# Oh my God I suck



## cmhardw (May 18, 2006)

I just got a DNF on a 5x5x5 blindfolded solve... but it gets worse. I was off by one slice turn..... It gets even worse........ My mistake was in the LAST turn of the edge parity alg, literally the LAST turn of the whole solve. I ended only having to do the edge parity: r2 B2 U2 l U2 r' U2 r U2 F2 r F2 l' B2 r2 and I accidently did an m slice turn when doing the very last r2.

I can't describe how much that sucked to open my eyes to that. Oh my God I'm doing the parity error alg 100 times now as punishment.

I'm glad it happened at home and not in a competition though. At least I know now that I have to be oh my God incredibly careful when executing it now.

*SIGH*

Another day another solve.

I LOVE doing the big cubes blindfolded so much. It's such an intense high to get a good solve and also have it be a fast time. But the downside is that it's also such an intense low and sucks so bad when you make a stupid mistake like this at the very end of a 40 minute plus solve.



Chris


----------



## dougreed (May 18, 2006)

Wow. That sucks at a level I can only begin to comprehend.

But hey, look at the bright side. You got one slice turn away from solving the 5x5x5 blindfolded. 

My <censored> hero. 

-Doug


----------



## pjk (May 18, 2006)

That is still impressive.


----------



## pjgat09 (May 18, 2006)

As much as that sucks, it is about three million times better than I can do! Kepp it up!


----------



## Joël (May 19, 2006)

Oh, Chris!!

Yeah that really sucks... Tough luck..


----------



## krnballerzzz (May 28, 2006)

Ahhh! One slice! Thats a pain. And whoah! Around 40 minutes?! You improved by 15 minutes since the last time I saw you. You ROCK! 
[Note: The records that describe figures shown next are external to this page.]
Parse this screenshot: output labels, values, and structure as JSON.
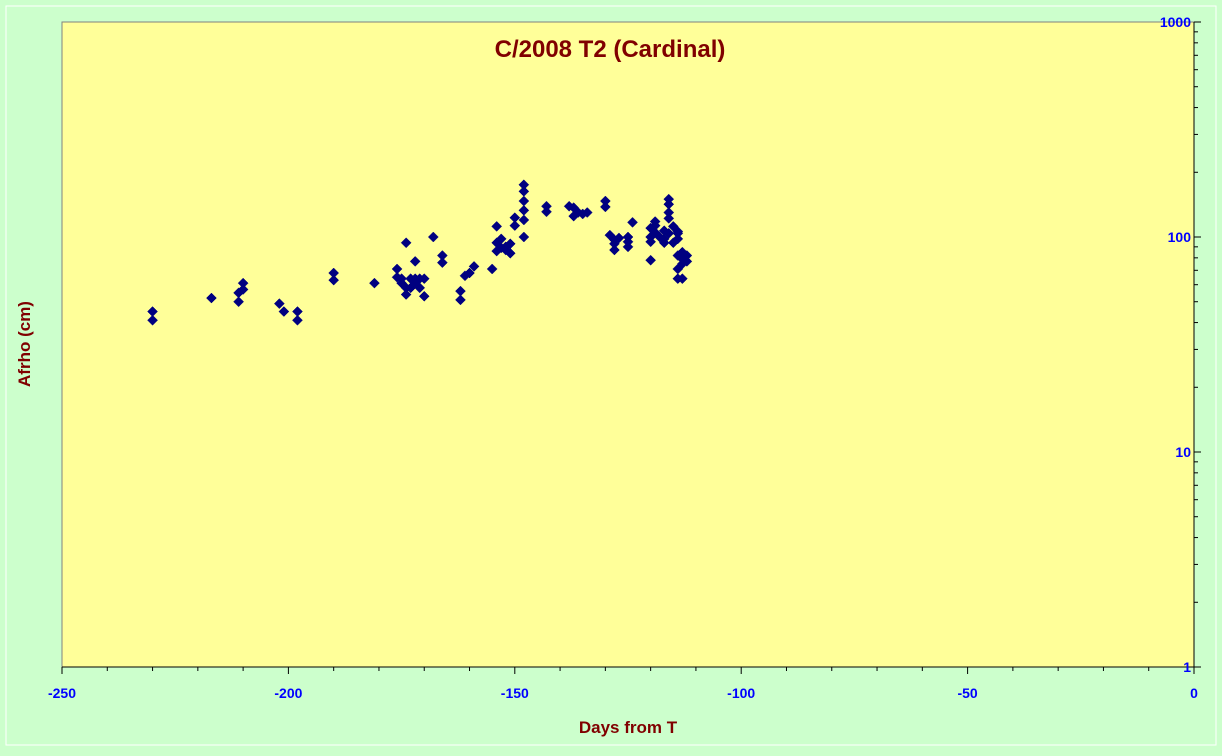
{
  "chart_data": {
    "type": "scatter",
    "title": "C/2008 T2 (Cardinal)",
    "xlabel": "Days from T",
    "ylabel": "Afrho (cm)",
    "xlim": [
      -250,
      0
    ],
    "ylim": [
      1,
      1000
    ],
    "yscale": "log",
    "x_ticks": [
      -250,
      -200,
      -150,
      -100,
      -50,
      0
    ],
    "y_ticks": [
      1,
      10,
      100,
      1000
    ],
    "grid": false,
    "legend": "none",
    "colors": {
      "background": "#ccffcc",
      "plot_area": "#ffff99",
      "marker": "#000080",
      "title": "#800000",
      "axis_label": "#800000",
      "tick_label": "#0000ff"
    },
    "points": [
      [
        -230,
        41
      ],
      [
        -230,
        45
      ],
      [
        -217,
        52
      ],
      [
        -211,
        50
      ],
      [
        -211,
        55
      ],
      [
        -210,
        57
      ],
      [
        -210,
        61
      ],
      [
        -202,
        49
      ],
      [
        -201,
        45
      ],
      [
        -198,
        41
      ],
      [
        -198,
        45
      ],
      [
        -190,
        63
      ],
      [
        -190,
        68
      ],
      [
        -181,
        61
      ],
      [
        -176,
        65
      ],
      [
        -176,
        71
      ],
      [
        -175,
        61
      ],
      [
        -175,
        64
      ],
      [
        -174,
        94
      ],
      [
        -174,
        58
      ],
      [
        -174,
        54
      ],
      [
        -173,
        64
      ],
      [
        -173,
        58
      ],
      [
        -172,
        64
      ],
      [
        -172,
        61
      ],
      [
        -172,
        77
      ],
      [
        -171,
        58
      ],
      [
        -171,
        64
      ],
      [
        -170,
        53
      ],
      [
        -170,
        64
      ],
      [
        -168,
        100
      ],
      [
        -166,
        76
      ],
      [
        -166,
        82
      ],
      [
        -162,
        51
      ],
      [
        -162,
        56
      ],
      [
        -161,
        66
      ],
      [
        -160,
        68
      ],
      [
        -159,
        73
      ],
      [
        -155,
        71
      ],
      [
        -154,
        112
      ],
      [
        -154,
        94
      ],
      [
        -154,
        86
      ],
      [
        -153,
        89
      ],
      [
        -153,
        98
      ],
      [
        -152,
        90
      ],
      [
        -152,
        87
      ],
      [
        -151,
        93
      ],
      [
        -151,
        84
      ],
      [
        -150,
        113
      ],
      [
        -150,
        123
      ],
      [
        -148,
        175
      ],
      [
        -148,
        163
      ],
      [
        -148,
        147
      ],
      [
        -148,
        133
      ],
      [
        -148,
        120
      ],
      [
        -148,
        100
      ],
      [
        -143,
        139
      ],
      [
        -143,
        131
      ],
      [
        -138,
        139
      ],
      [
        -137,
        137
      ],
      [
        -137,
        125
      ],
      [
        -136,
        130
      ],
      [
        -135,
        128
      ],
      [
        -134,
        130
      ],
      [
        -130,
        147
      ],
      [
        -130,
        138
      ],
      [
        -129,
        102
      ],
      [
        -128,
        97
      ],
      [
        -128,
        93
      ],
      [
        -128,
        87
      ],
      [
        -127,
        99
      ],
      [
        -125,
        95
      ],
      [
        -125,
        100
      ],
      [
        -125,
        90
      ],
      [
        -124,
        117
      ],
      [
        -120,
        78
      ],
      [
        -120,
        95
      ],
      [
        -120,
        100
      ],
      [
        -120,
        110
      ],
      [
        -119,
        105
      ],
      [
        -119,
        113
      ],
      [
        -119,
        118
      ],
      [
        -118,
        100
      ],
      [
        -117,
        94
      ],
      [
        -117,
        107
      ],
      [
        -117,
        98
      ],
      [
        -116,
        130
      ],
      [
        -116,
        150
      ],
      [
        -116,
        142
      ],
      [
        -116,
        122
      ],
      [
        -116,
        104
      ],
      [
        -115,
        94
      ],
      [
        -115,
        112
      ],
      [
        -114,
        104
      ],
      [
        -114,
        98
      ],
      [
        -114,
        106
      ],
      [
        -114,
        82
      ],
      [
        -114,
        71
      ],
      [
        -114,
        64
      ],
      [
        -113,
        75
      ],
      [
        -113,
        79
      ],
      [
        -113,
        85
      ],
      [
        -113,
        64
      ],
      [
        -112,
        82
      ],
      [
        -112,
        77
      ]
    ]
  }
}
Chris Hardwick: My cubing idol... cuz he owns so much


----------



## Tim Reynolds (Jun 28, 2006)

Would that count as DNF or +2? Unless I'm misinterpreting this, your M slice finished one quarter turn from solved. That would be a +2 in speedcubing, wouldn't it? Or is there no such thing as +2 in BLD?


----------



## Marcus (Aug 14, 2006)

It really sucks to get so close without finishing.

Off topic: Im really excited to see the rest of the blindfold tutorial on bigger cubes. How is it going?


----------



## Stefan (Aug 14, 2006)

> _Originally posted by Marcus_@Aug 14 2006, 07:12 PM
> *Off topic: Im really excited to see the rest of the blindfold tutorial on bigger cubes. How is it going?*



Are you the Marcus who can blindsolve the 4x4 even faster than Chris? If so, *you* should write a tutorial


----------



## Marcus (Aug 15, 2006)

No, unfourtanly I'm not. I'm only solving the 3x3x3 blindfolded. But I hope I could learn to solve the bigger cubes.


----------



## cubehead (Aug 25, 2006)

chris, i saw you break the world record for blindfold 5x5 in san fran. you're amazing, dude. give yourself a break.


----------